Importa como o pássaro foi capturado? Como se lhe arrancou os dentes? Ou como o coração cuspiu as entranhas? Tu és barro levado ao fogo por Mestre Vitalino, “puro”, como desdobra Chico Anysio. Transformação divina. Porque as flores são tão bonitas jogadas ao chão e tão distantes jogadas no vento. Fulô caída no chão precisa de pés esgarçados, estrela no céu é miúda e brilhante. Mas não iluda João, não iluda. Tua espera é realidade. Nossa miséria, nossa fome. Que na tua morte, sejamos menos ingratos.

“Estrela Miúda” (xote, 1953) – João do Vale e Luiz Vieira
Marlene teve carreira internacional, sendo levada, em 1959, a se apresentar no Teatro Olympia, em Paris, pela diva francesa Edith Piaf. Mas foi em solo brasileiro que ela consolidou suas maiores conquistas, atuando em teatros, musicais e shows históricos, como o invejável “Carnavália”, protagonizado ao lado de Blecaute e Nuno Roland e planejado pela cronista Eneida. Na opinião de muitos, o maior espetáculo de carnaval que o Rio de Janeiro teve a honra de receber.

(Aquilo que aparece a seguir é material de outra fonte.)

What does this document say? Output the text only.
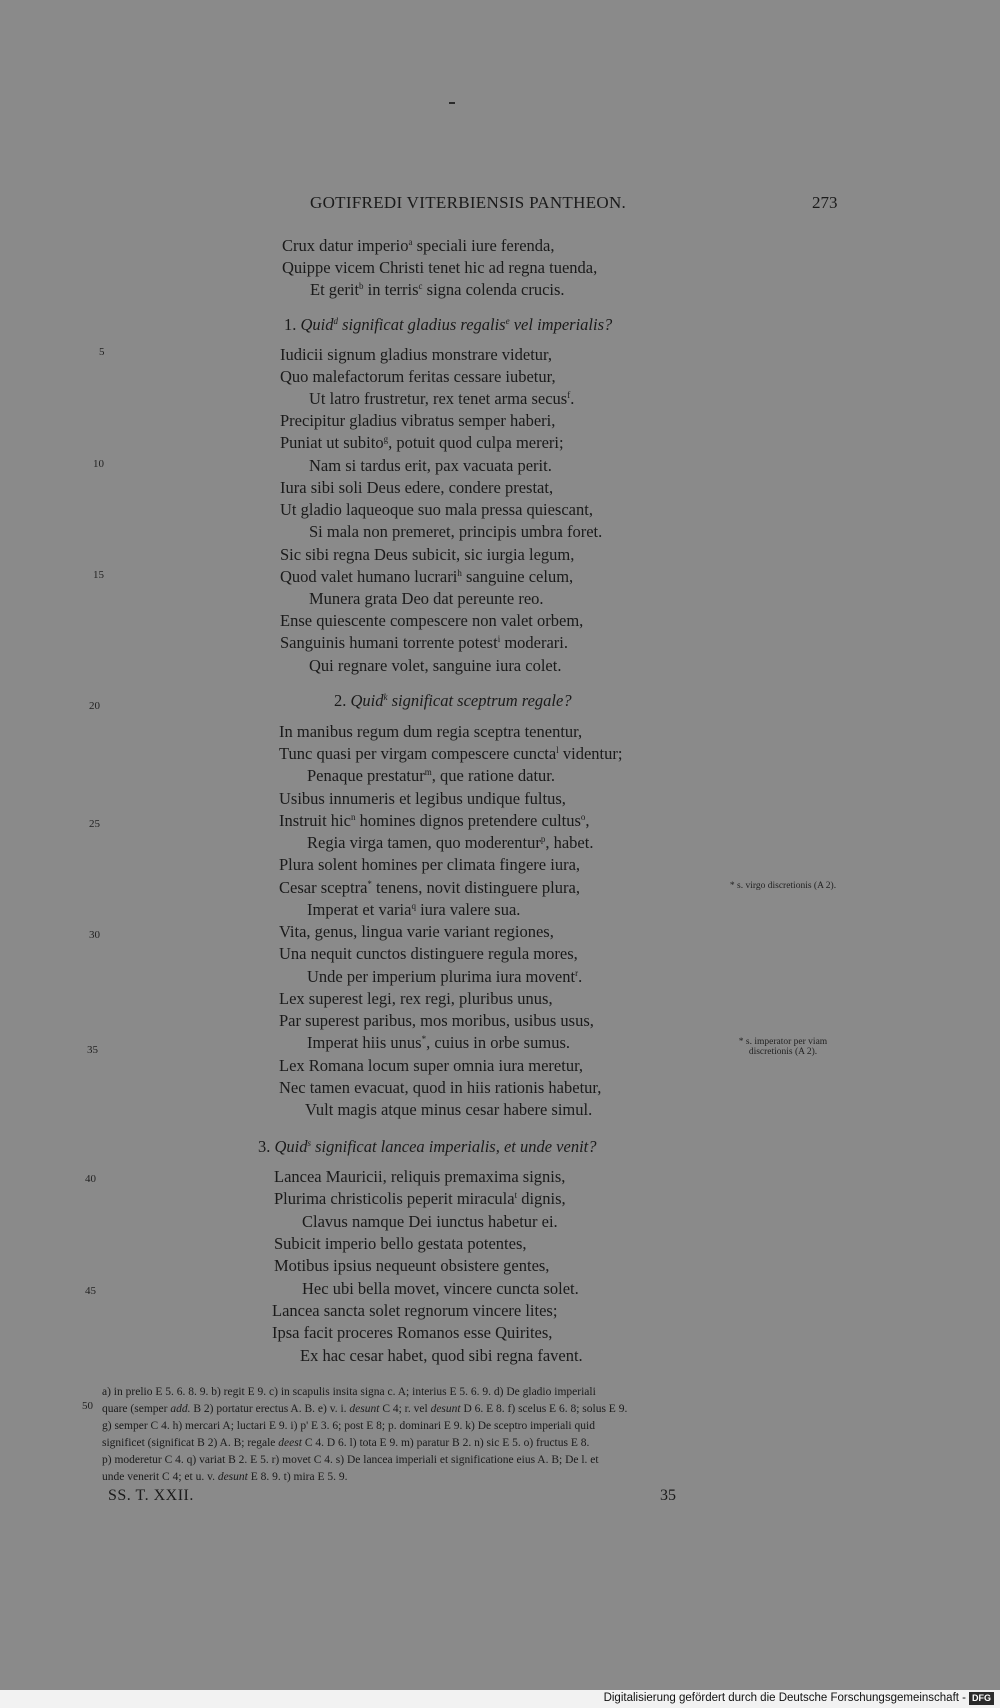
GOTIFREDI VITERBIENSIS PANTHEON.	273
Crux datur imperio$^a$ speciali iure ferenda,
Quippe vicem Christi tenet hic ad regna tuenda,
Et gerit$^b$ in terris$^c$ signa colenda crucis.
1. Quid$^d$ significat gladius regalis$^e$ vel imperialis?
Iudicii signum gladius monstrare videtur,
Quo malefactorum feritas cessare iubetur,
Ut latro frustretur, rex tenet arma secus$^f$.
Precipitur gladius vibratus semper haberi,
Puniat ut subito$^g$, potuit quod culpa mereri;
Nam si tardus erit, pax vacuata perit.
Iura sibi soli Deus edere, condere prestat,
Ut gladio laqueoque suo mala pressa quiescant,
Si mala non premeret, principis umbra foret.
Sic sibi regna Deus subicit, sic iurgia legum,
Quod valet humano lucrari$^h$ sanguine celum,
Munera grata Deo dat pereunte reo.
Ense quiescente compescere non valet orbem,
Sanguinis humani torrente potest$^i$ moderari.
Qui regnare volet, sanguine iura colet.
2. Quid$^k$ significat sceptrum regale?
In manibus regum dum regia sceptra tenentur,
Tunc quasi per virgam compescere cuncta$^l$ videntur;
Penaque prestatur$^m$, que ratione datur.
Usibus innumeris et legibus undique fultus,
Instruit hic$^n$ homines dignos pretendere cultus$^o$,
Regia virga tamen, quo moderentur$^p$, habet.
Plura solent homines per climata fingere iura,
Cesar sceptra* tenens, novit distinguere plura,
Imperat et varia$^q$ iura valere sua.
Vita, genus, lingua varie variant regiones,
Una nequit cunctos distinguere regula mores,
Unde per imperium plurima iura movent$^r$.
Lex superest legi, rex regi, pluribus unus,
Par superest paribus, mos moribus, usibus usus,
Imperat hiis unus*, cuius in orbe sumus.
Lex Romana locum super omnia iura meretur,
Nec tamen evacuat, quod in hiis rationis habetur,
Vult magis atque minus cesar habere simul.
3. Quid$^s$ significat lancea imperialis, et unde venit?
Lancea Mauricii, reliquis premaxima signis,
Plurima christicolis peperit miracula$^t$ dignis,
Clavus namque Dei iunctus habetur ei.
Subicit imperio bello gestata potentes,
Motibus ipsius nequeunt obsistere gentes,
Hec ubi bella movet, vincere cuncta solet.
Lancea sancta solet regnorum vincere lites;
Ipsa facit proceres Romanos esse Quirites,
Ex hac cesar habet, quod sibi regna favent.
5
10
15
20
25
30
35
40
45
50
* s. virgo discretionis (A 2).
* s. imperator per viam discretionis (A 2).
a) in prelio E 5. 6. 8. 9. b) regit E 9. c) in scapulis insita signa c. A; interius E 5. 6. 9. d) De gladio imperiali
quare (semper add. B 2) portatur erectus A. B. e) v. i. desunt C 4; r. vel desunt D 6. E 8. f) scelus E 6. 8; solus E 9.
g) semper C 4. h) mercari A; luctari E 9. i) p' E 3. 6; post E 8; p. dominari E 9. k) De sceptro imperiali quid
significet (significat B 2) A. B; regale deest C 4. D 6. l) tota E 9. m) paratur B 2. n) sic E 5. o) fructus E 8.
p) moderetur C 4. q) variat B 2. E 5. r) movet C 4. s) De lancea imperiali et significatione eius A. B; De l. et
unde venerit C 4; et u. v. desunt E 8. 9. t) mira E 5. 9.
SS. T. XXII.	35
Digitalisierung gefördert durch die Deutsche Forschungsgemeinschaft - DFG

Antes, em 1953, ela abriu as portas do Rio de Janeiro, então capital federal e Meca cultural do país, ao maranhense João do Vale, quando lançou “Estrela Miúda”, xote em parceria com Luiz Vieira de rara beleza e sensibilidade, regravado por Amelinha, Elba Ramalho, Maria Bethânia, e mais.

“Na Asa do Vento” (baião, 1956) – João do Vale e Luiz Vieira
Uma das mais bonitas canções de João do Vale se baseia na sabedoria popular, apreendida através da observação da natureza. “Deu meia noite, a lua faz o claro/ Eu assubo nos aro, vou brincar no vento leste/ A aranha tece puxando o fio da teia/ A ciência da abeia, da aranha e a minha/ Muita gente desconhece/ Muita gente desconhece, olará, viu?/ Muita gente desconhece…”, ponteia João do Vale, se valendo do linguajar típico de sua região, a exemplo do que Adoniran Barbosa repetiria com a comuna italiana em São Paulo. “Na Asa do Vento”, parceria com outro craque, Luiz Vieira, foi lançada em 1956, por Dolores Duran, em uma interpretação exemplar. Mais tarde, foi regravada por Caetano Veloso no LP “Joia”, cuja capa sofreu censura. Caetano, a esposa e o filho pequeno surgiam pelados, mas ele teve a parte íntima coberta com aves.

“O Canto da Ema” (batuque, 1956) – João do Vale, Aires Viana e Alventino Cavalcanti
Embora apareça também creditada a Aires Viana e Alventino Cavalcanti, há um consenso entre os pesquisadores de que o grande mérito de “O Canto da Ema” pertence a João do Vale, compositor maranhense que teria outras músicas de sucesso gravadas por Chico Buarque, Dolores Duran, Tim Maia, Nara Leão e Maria Bethânia, como “Na Asa do Vento”, “Carcará”, “Coroné Antônio Bento” e “Pisa na Fulô”, entre outras. “O Canto da Ema” é um batuque que reúne todas as características da música simples, porém profundamente ligada às raízes, de João do Vale, e foi lançada por Jackson do Pandeiro em 1956, alcançando enorme sucesso. A bela letra tem como ponto de partida uma crendice popular.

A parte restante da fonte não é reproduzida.